When a warp starts from the foo kernel and executes to the boo(); statement, does the warp exhaust all boo before creating the next warp, or does the warp go inside the body of boo and finishes after executing each statement?

Robert_Crovella · May 31, 2022, 5:03am

each thread in every warp executes boo(). The fine-grained execution behavior is not specified. In some situations, the warp executes in lockstep, but that mental model will break as you consider more complicated codes.

The basic principle that should govern the CUDA programmer is that CUDA specifies no particular order of thread execution.

warps are not created, except at the point that the threadblock is deposited by the GPU block scheduler onto the SM. For any given threadblock, all warps are created at precisely the same instant.

Based on your cross posting, it seems you believe that device threads have no stack. That is incorrect. They (each) have a stack, and they can call functions using the usual method implemented by many stack based processors.

A fully inlined function does not need a call procedure, of course.

Ziqi · May 31, 2022, 1:08pm

Sorry for the confusion caused by my asking on stack overflow. I meant __inline__ device functions do not cause stack creation, as they are lines of codes. According to your explanation, CUDA warps for a block are created as it is scheduled onto an SM. The following statement is my understanding for thread execution: states of all threads of a scheduled block are somehow kept by the SM and the scheduler organizes threads that have the same instructions to execute into a group (when there is no branch deviation, the group includes all 32 threads corresponding to the warp) and schedule that group to its warp determined from the very start. When some threads execute to a non-inlined device function, the SM will record them entering a new stack frame, and update their execution to the first instruction in the device function. The instructions in the new stack frame from these threads will then be scheduled to be executed by warps as usual. So there is no warp creation, but only thread states updating and warp scheduling. Is this understanding correct? Thanks for replying!

Robert_Crovella · May 31, 2022, 3:02pm

That is mostly correct. I wouldn’t phrase it this way:

No, the scheduler doesn’t organize threads. When threads are deposited on a SM, they are already numbered, and they already belong to a specific warp. The warp scheduler determines what instruction each warp (or partial warp, if there is conditional behavior called for by the source code) will execute next.

The stack is also not something that is created on the fly. A stack frame may be created “on the fly” (i.e. as part of the function call procedure), but the stack is always present.

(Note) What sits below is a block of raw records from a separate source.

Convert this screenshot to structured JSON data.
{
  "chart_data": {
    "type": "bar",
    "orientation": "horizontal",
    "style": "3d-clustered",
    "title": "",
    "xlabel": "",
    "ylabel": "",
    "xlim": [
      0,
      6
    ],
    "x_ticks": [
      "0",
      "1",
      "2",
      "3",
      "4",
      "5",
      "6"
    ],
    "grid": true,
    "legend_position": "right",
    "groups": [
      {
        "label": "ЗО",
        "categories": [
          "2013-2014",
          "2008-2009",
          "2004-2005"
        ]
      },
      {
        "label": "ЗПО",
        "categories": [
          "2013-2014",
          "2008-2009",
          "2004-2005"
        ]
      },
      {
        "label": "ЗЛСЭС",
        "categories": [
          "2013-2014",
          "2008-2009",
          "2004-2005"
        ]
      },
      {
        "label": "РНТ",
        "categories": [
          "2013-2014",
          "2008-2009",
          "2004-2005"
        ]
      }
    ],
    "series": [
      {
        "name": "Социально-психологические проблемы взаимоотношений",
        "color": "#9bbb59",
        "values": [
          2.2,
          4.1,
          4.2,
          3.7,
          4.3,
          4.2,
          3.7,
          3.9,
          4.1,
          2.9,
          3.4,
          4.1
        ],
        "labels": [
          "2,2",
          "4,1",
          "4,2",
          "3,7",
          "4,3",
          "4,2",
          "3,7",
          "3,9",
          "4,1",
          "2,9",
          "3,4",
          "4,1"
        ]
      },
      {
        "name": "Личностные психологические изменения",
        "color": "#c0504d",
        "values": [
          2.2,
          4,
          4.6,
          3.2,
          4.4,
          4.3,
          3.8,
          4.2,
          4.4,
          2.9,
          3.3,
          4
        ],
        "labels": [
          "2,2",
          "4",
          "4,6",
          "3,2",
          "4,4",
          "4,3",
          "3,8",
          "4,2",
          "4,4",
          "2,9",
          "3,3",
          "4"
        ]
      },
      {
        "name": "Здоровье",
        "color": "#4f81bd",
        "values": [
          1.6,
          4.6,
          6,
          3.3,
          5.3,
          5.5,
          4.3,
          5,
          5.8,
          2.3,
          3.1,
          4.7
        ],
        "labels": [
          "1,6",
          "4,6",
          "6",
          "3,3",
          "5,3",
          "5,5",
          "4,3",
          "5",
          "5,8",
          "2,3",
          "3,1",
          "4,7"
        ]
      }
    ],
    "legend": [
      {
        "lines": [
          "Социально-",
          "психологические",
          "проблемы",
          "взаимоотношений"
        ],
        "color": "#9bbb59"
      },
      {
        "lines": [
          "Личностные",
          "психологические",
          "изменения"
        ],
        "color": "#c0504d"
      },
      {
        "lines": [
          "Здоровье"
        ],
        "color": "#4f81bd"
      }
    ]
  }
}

The stack is conceptually a pointer to a particular location in the local space of that thread. I also find this wording to be confusing or not correct:

To recap:

When threads reach a (non-inlined) function call, they will follow the function call procedure that is common for most processors I am familiar with. ← Please click that link and read it first. (I’m not suggesting it is a perfectly accurate description of GPU function call behavior, but the general concepts there are useful for background understanding.) They will push the return address onto the stack, and then jump to the first instruction of the function.

A stack frame may be created if determined to be necessary by the compiler. The stack frame may contain more or less arbitrary information, as needed by the function call. It doesn’t contain instructions. Instructions are retrieved from the thread instruction stream, just as the processing of non-function-call instruction happens. The stack frame may store parameter/argument data needed by the function call. The stack frame may also store the states of various registers, so those registers can be “reused” by the the thread processing, as it is processing the function body. The function may also retrieve arguments by referring to specific registers that have pointers to those arguments. At the conclusion of the function body processing, those registers will be “restored” from the stack frame (an area in the local space of the thread), before the return address that was placed on the stack is put back into the instruction pointer register for the thread.

I don’t consider this description that I have given to be perfect (this sort of topic will inevitably attract word-smithing from those who are smarter than me, and requires a topic of approximately the length I linked to do a careful treatment) but I believe it gives a sufficient general understanding of what happens when a normal call is made to a non-inlined function.

Most of this is not publicly specified by NVIDIA, which means it could all change tomorrow. Nearly all of these concepts can be confirmed by careful study of SASS code of various test cases, eg. using the cuobjdump tool. That is where my statements come from, not from any specific documentation or specification provided by NVIDIA. Therefore, these statements shouldn’t be used as a specification or guarantee of behavior by the NVIDIA compiler. They are merely my imperfect understanding of what I have witnessed by doing this sort of study.